Jitter limits the minimum incremental move (MIM) to around 20nm based on NIST’s evaluation criteria. stages. The low noise current sensors on Zaber’s X-MCC external controller decrease the jitter to around 2nm RMS and the MIM to 12nm.
Lessons learned
No project is complete without recognizing what you’ve learned along the way.
- Be aware of diminishing returns for engineering trade-offs.
- The height of the LDA stage is 31mm. There are numerous discussions about how it would be nice to get the stage height down to an even 30mm. Ultimately I made the decision that reducing the height to 30mm would weaken the already flimsy carriage and base too much. Losing robustness of the design isn’t worth 1mm, which probably wouldn’t affect many customers in the long run anyway.

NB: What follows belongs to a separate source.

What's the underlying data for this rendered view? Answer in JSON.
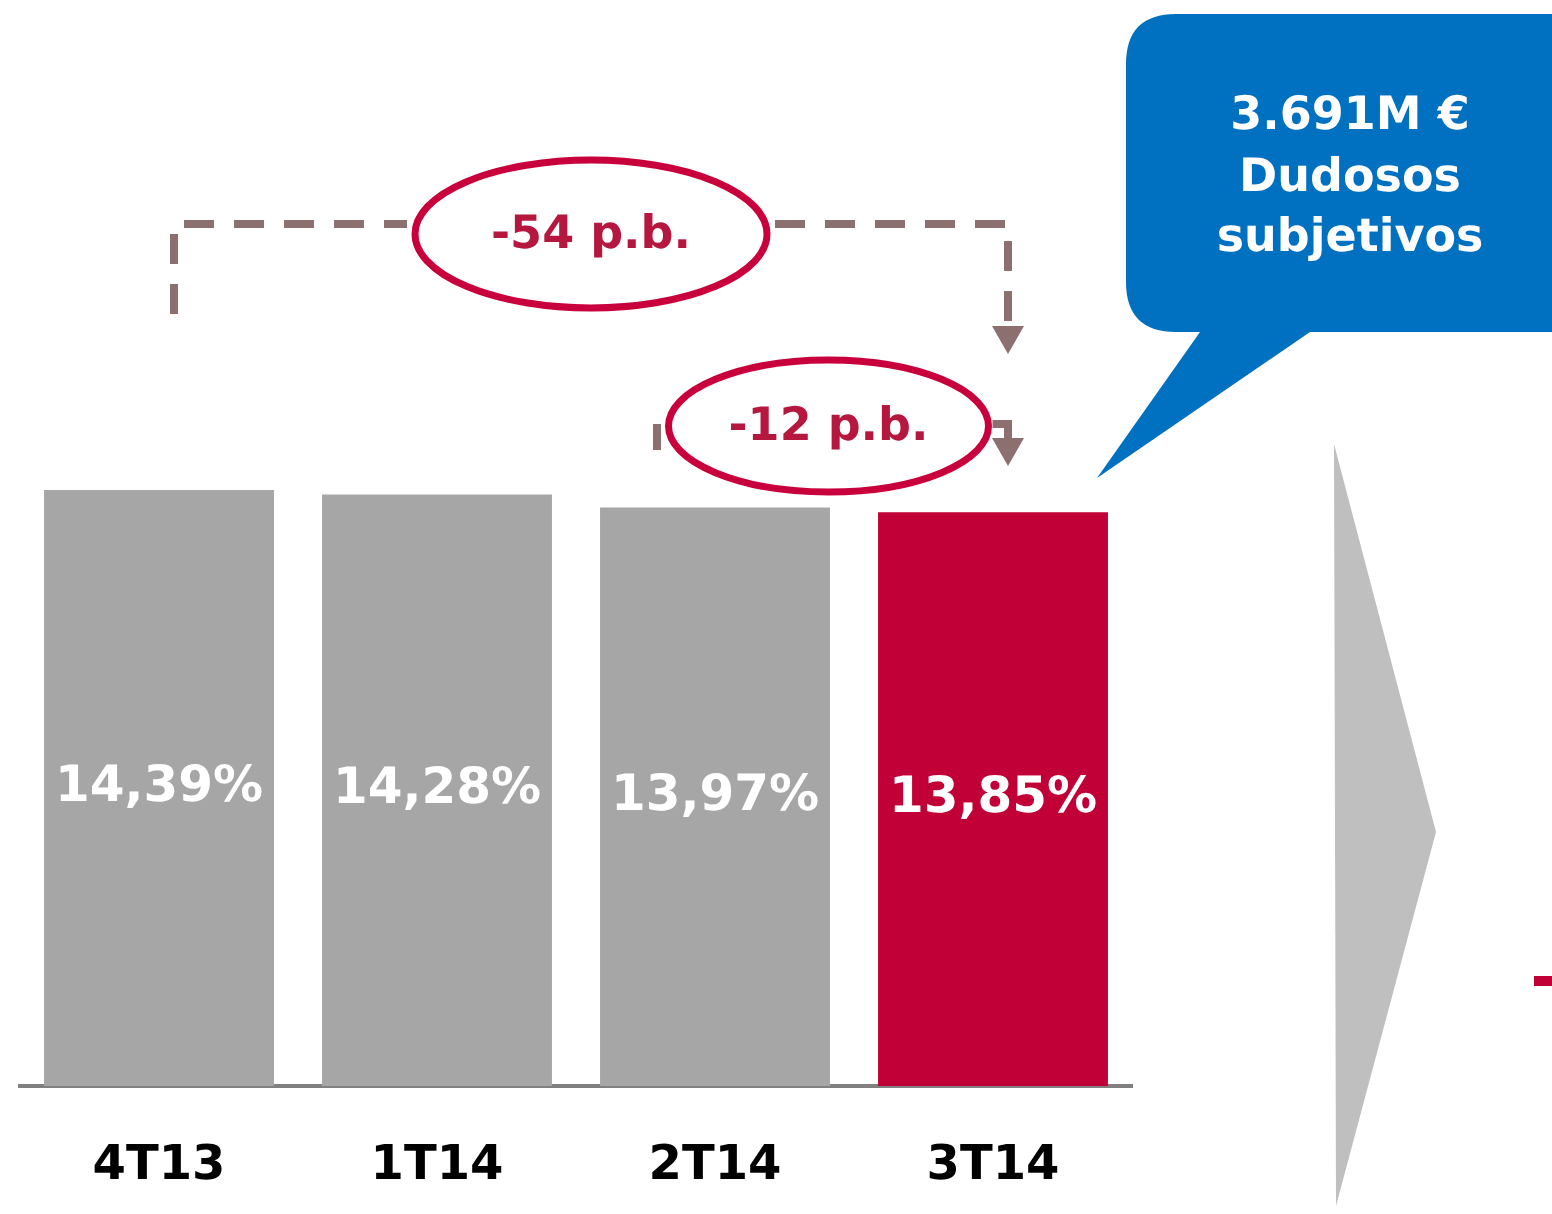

- Always future proof whenever possible.
- The XY alignment dowel pins on the LDM were designed to butt up against the edge of the stage for maximum user simplicity. This works great, but was tough to integrate with the LDA and ultimately required dedicated features just for LDM compatibility. The LDA has a more interoperable design with both dowel pin holes located along the center of the carriage.
- Test devices in harsher environments than are expected for normal use.
- Intentionally slamming the LDA carriage into the end of travel as hard as possible revealed that the bump stops could shift out of position, resulting in a screw eventually hitting the motor and damaging it. At the time it felt harsh to treat a precision product so poorly, but it revealed a weakness that likely would have eventually cropped up when a customer lost power with a heavy payload attached.
Conclusion
The LDA series stage lineup nicely complements the LDM series stages to fill out Zaber’s high accuracy stage offerings. Precision specs are very comparable to the LDM with a significant size decrease. This project was particularly fun because it allowed application of many lessons learned during the LDM project. There are many subtle details in the LDA design that were inherited from things I wished I could’ve re-designed on the LDM. In particular, LDA stages are much easier to assemble because of these design improvements.
Note: The content of this article is intentionally limited to respect confidential information of Zaber Technologies.